The principle of building ecological pyramids
The base of the pyramid is formed by producers (plants).
Above them are the first order consumers (herbivores).
The next level is represented by consumers of the second order (predators).
And so on up to the top of the pyramid, which is occupied by the largest predators. The height of the pyramid usually corresponds to the length of the food chain.
The biomass pyramid (1) shows the ratio of biomasses of organisms of different trophic levels, depicted graphically in such a way that the length or area of a rectangle corresponding to a certain trophic level is proportional to its biomass.
In any trophic chain, not all food is used for the growth of an individual, that is, for the formation of biomass (part of it is spent on meeting the energy costs of organisms: respiration, movement, reproduction, maintaining body temperature, etc.). Consequently, in each subsequent link in the food chain, a decrease in biomass occurs.
The rule of the ecological pyramid of biomass reflects the regularity according to which in any ecosystem the biomass of each next link is 10 times less than the previous one.
The pyramid of numbers
The pyramid of abundance, or numbers (2) – displays the number of individuals at each of the trophic levels of a given ecosystem.
The pyramids of numbers reflect only the population density of organisms at each trophic level, but not the rate of self-renewal (turnover) of organisms.
If the reproduction rate of the prey population is high, then even with a low biomass, such a population can be a sufficient food source for predators with a higher biomass, but a low reproduction rate.

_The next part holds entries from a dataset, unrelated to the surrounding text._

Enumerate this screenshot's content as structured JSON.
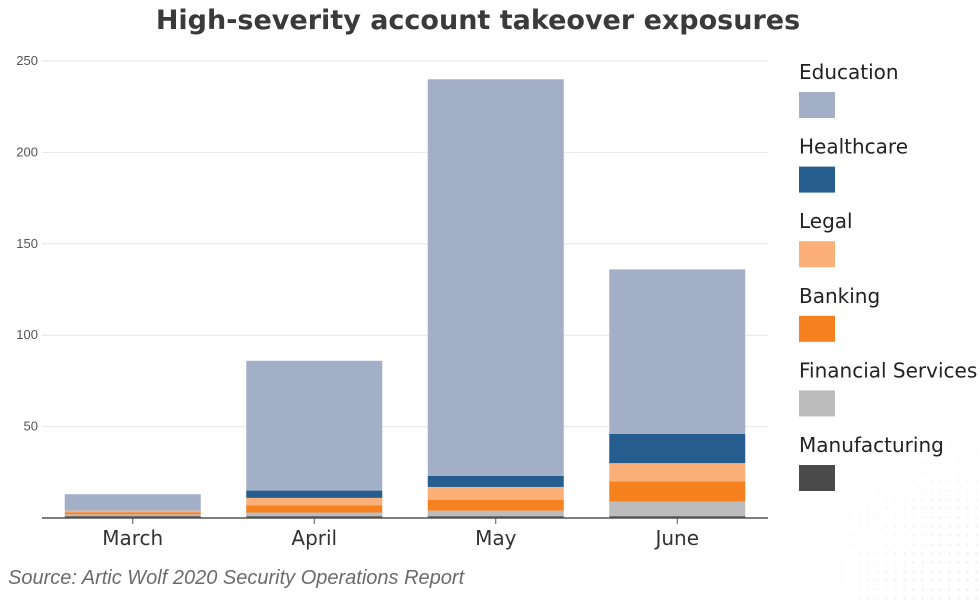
{
  "chart_data": {
    "type": "bar",
    "stacked": true,
    "title": "High-severity account takeover exposures",
    "xlabel": "",
    "ylabel": "",
    "categories": [
      "March",
      "April",
      "May",
      "June"
    ],
    "ylim": [
      0,
      250
    ],
    "yticks": [
      50,
      100,
      150,
      200,
      250
    ],
    "grid": true,
    "legend_position": "right",
    "series": [
      {
        "name": "Manufacturing",
        "color": "#4a4a4a",
        "values": [
          1,
          1,
          1,
          1
        ]
      },
      {
        "name": "Financial Services",
        "color": "#bcbcbc",
        "values": [
          1,
          2,
          3,
          8
        ]
      },
      {
        "name": "Banking",
        "color": "#f5821f",
        "values": [
          1,
          4,
          6,
          11
        ]
      },
      {
        "name": "Legal",
        "color": "#fbb07a",
        "values": [
          1,
          4,
          7,
          10
        ]
      },
      {
        "name": "Healthcare",
        "color": "#245d8e",
        "values": [
          0,
          4,
          6,
          16
        ]
      },
      {
        "name": "Education",
        "color": "#a2afc7",
        "values": [
          9,
          71,
          217,
          90
        ]
      }
    ],
    "legend_order": [
      "Education",
      "Healthcare",
      "Legal",
      "Banking",
      "Financial Services",
      "Manufacturing"
    ],
    "source": "Source: Artic Wolf 2020 Security Operations Report"
  }
}
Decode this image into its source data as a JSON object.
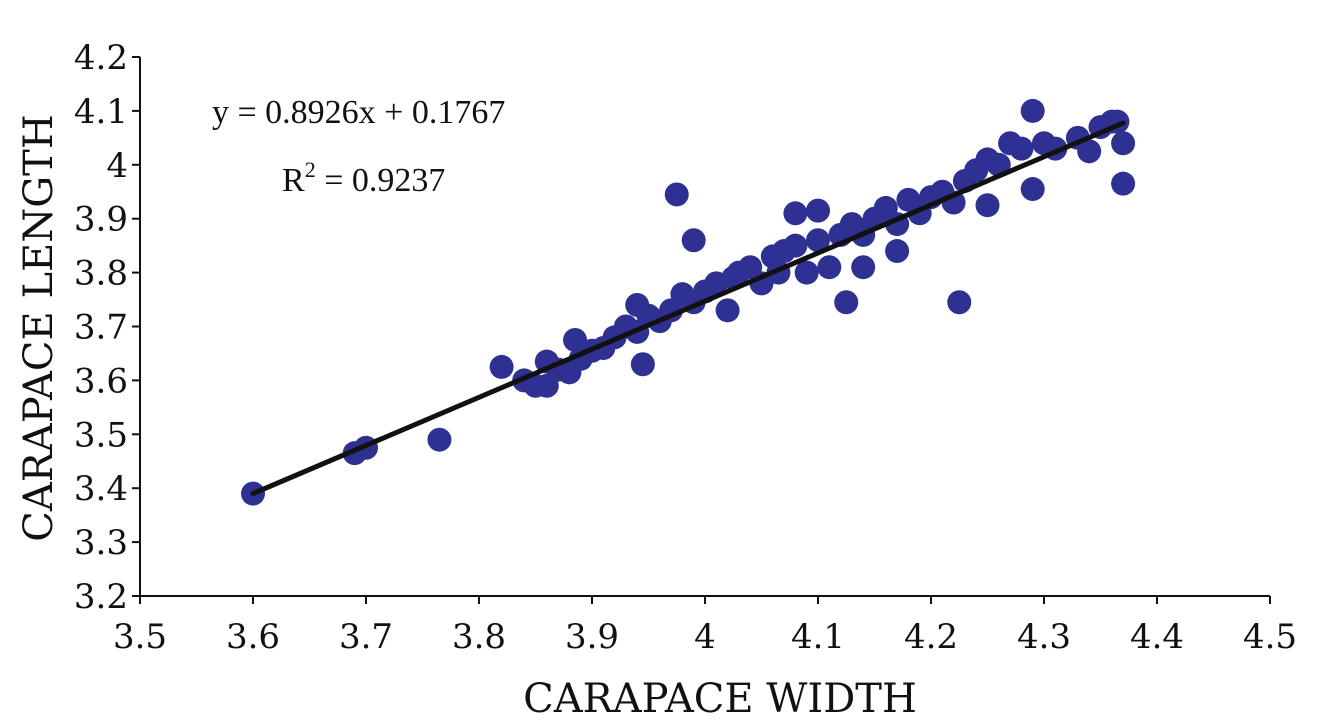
{
  "chart_data": {
    "type": "scatter",
    "title": "",
    "xlabel": "CARAPACE WIDTH",
    "ylabel": "CARAPACE LENGTH",
    "xlim": [
      3.5,
      4.5
    ],
    "ylim": [
      3.2,
      4.2
    ],
    "xticks": [
      "3.5",
      "3.6",
      "3.7",
      "3.8",
      "3.9",
      "4",
      "4.1",
      "4.2",
      "4.3",
      "4.4",
      "4.5"
    ],
    "yticks": [
      "3.2",
      "3.3",
      "3.4",
      "3.5",
      "3.6",
      "3.7",
      "3.8",
      "3.9",
      "4",
      "4.1",
      "4.2"
    ],
    "grid": false,
    "legend": "none",
    "point_color": "#2e3192",
    "line_color": "#111111",
    "trendline": {
      "slope": 0.8926,
      "intercept": 0.1767,
      "x_range": [
        3.6,
        4.37
      ]
    },
    "annotations": {
      "equation": "y = 0.8926x + 0.1767",
      "r2_prefix": "R",
      "r2_exponent": "2",
      "r2_value": " = 0.9237"
    },
    "series": [
      {
        "x": [
          3.6,
          3.69,
          3.7,
          3.765,
          3.82,
          3.84,
          3.85,
          3.86,
          3.86,
          3.87,
          3.88,
          3.885,
          3.89,
          3.9,
          3.91,
          3.92,
          3.93,
          3.94,
          3.94,
          3.945,
          3.95,
          3.96,
          3.97,
          3.975,
          3.98,
          3.99,
          3.99,
          4.0,
          4.01,
          4.02,
          4.025,
          4.03,
          4.04,
          4.05,
          4.06,
          4.065,
          4.07,
          4.08,
          4.08,
          4.09,
          4.1,
          4.1,
          4.11,
          4.12,
          4.125,
          4.13,
          4.14,
          4.14,
          4.15,
          4.16,
          4.17,
          4.17,
          4.18,
          4.19,
          4.2,
          4.21,
          4.22,
          4.225,
          4.23,
          4.24,
          4.25,
          4.25,
          4.26,
          4.27,
          4.28,
          4.29,
          4.29,
          4.3,
          4.31,
          4.33,
          4.34,
          4.35,
          4.36,
          4.365,
          4.37,
          4.37
        ],
        "y": [
          3.39,
          3.465,
          3.475,
          3.49,
          3.625,
          3.6,
          3.59,
          3.635,
          3.59,
          3.62,
          3.615,
          3.675,
          3.64,
          3.655,
          3.66,
          3.68,
          3.7,
          3.69,
          3.74,
          3.63,
          3.72,
          3.71,
          3.73,
          3.945,
          3.76,
          3.86,
          3.745,
          3.765,
          3.78,
          3.73,
          3.79,
          3.8,
          3.81,
          3.78,
          3.83,
          3.8,
          3.84,
          3.91,
          3.85,
          3.8,
          3.86,
          3.915,
          3.81,
          3.87,
          3.745,
          3.89,
          3.81,
          3.87,
          3.9,
          3.92,
          3.89,
          3.84,
          3.935,
          3.91,
          3.94,
          3.95,
          3.93,
          3.745,
          3.97,
          3.99,
          4.01,
          3.925,
          4.0,
          4.04,
          4.03,
          4.1,
          3.955,
          4.04,
          4.03,
          4.05,
          4.025,
          4.07,
          4.08,
          4.08,
          3.965,
          4.04
        ]
      }
    ]
  }
}
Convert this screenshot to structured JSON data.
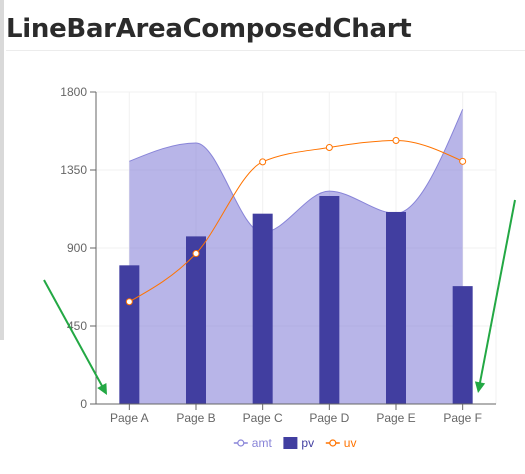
{
  "page": {
    "title": "LineBarAreaComposedChart"
  },
  "chart_data": {
    "type": "composed",
    "categories": [
      "Page A",
      "Page B",
      "Page C",
      "Page D",
      "Page E",
      "Page F"
    ],
    "yticks": [
      0,
      450,
      900,
      1350,
      1800
    ],
    "ylim": [
      0,
      1800
    ],
    "grid": true,
    "legend_position": "bottom",
    "series": [
      {
        "name": "amt",
        "kind": "area",
        "color": "#8884d8",
        "values": [
          1400,
          1506,
          989,
          1228,
          1100,
          1700
        ]
      },
      {
        "name": "pv",
        "kind": "bar",
        "color": "#413ea0",
        "values": [
          800,
          967,
          1098,
          1200,
          1108,
          680
        ]
      },
      {
        "name": "uv",
        "kind": "line",
        "color": "#ff7300",
        "values": [
          590,
          868,
          1397,
          1480,
          1520,
          1400
        ]
      }
    ]
  },
  "annotations": {
    "arrow_color": "#23a844"
  }
}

For this reason, the number pyramids can be inverted, i.e. the density of organisms at a given moment at a low trophic level may be lower than the density of organisms at a high level.
For example, many insects can live and feed on one tree (inverted population pyramid).
An inverted pyramid of biomass is characteristic of marine ecosystems, where the primary producers (phytoplankton algae) divide very quickly (they have a high reproductive potential and a rapid change of generations). In the ocean, up to 50 generations of phytoplankton can change per year. Phytoplankton consumers are much larger, but reproduce much more slowly. During the time until predatory fish (and even more so, walruses and whales) accumulate their biomass, many generations of phytoplankton will change, the total biomass of which is much larger.
The biomass pyramids do not take into account the duration of the existence of generations of individuals at different trophic levels and the rate of formation and consumption of biomass.
That is why the pyramids of the rates of formation of living matter, i.e. productivity, are a universal way of expressing the trophic structure of ecosystems. They are commonly referred to as pyramids of energies, referring to the energetic expression of products.
Of the three types of ecological pyramids, the energy pyramid gives the most complete picture of the functional organization of communities, since it reflects the picture of the rates of passage of a mass of food through the food chain.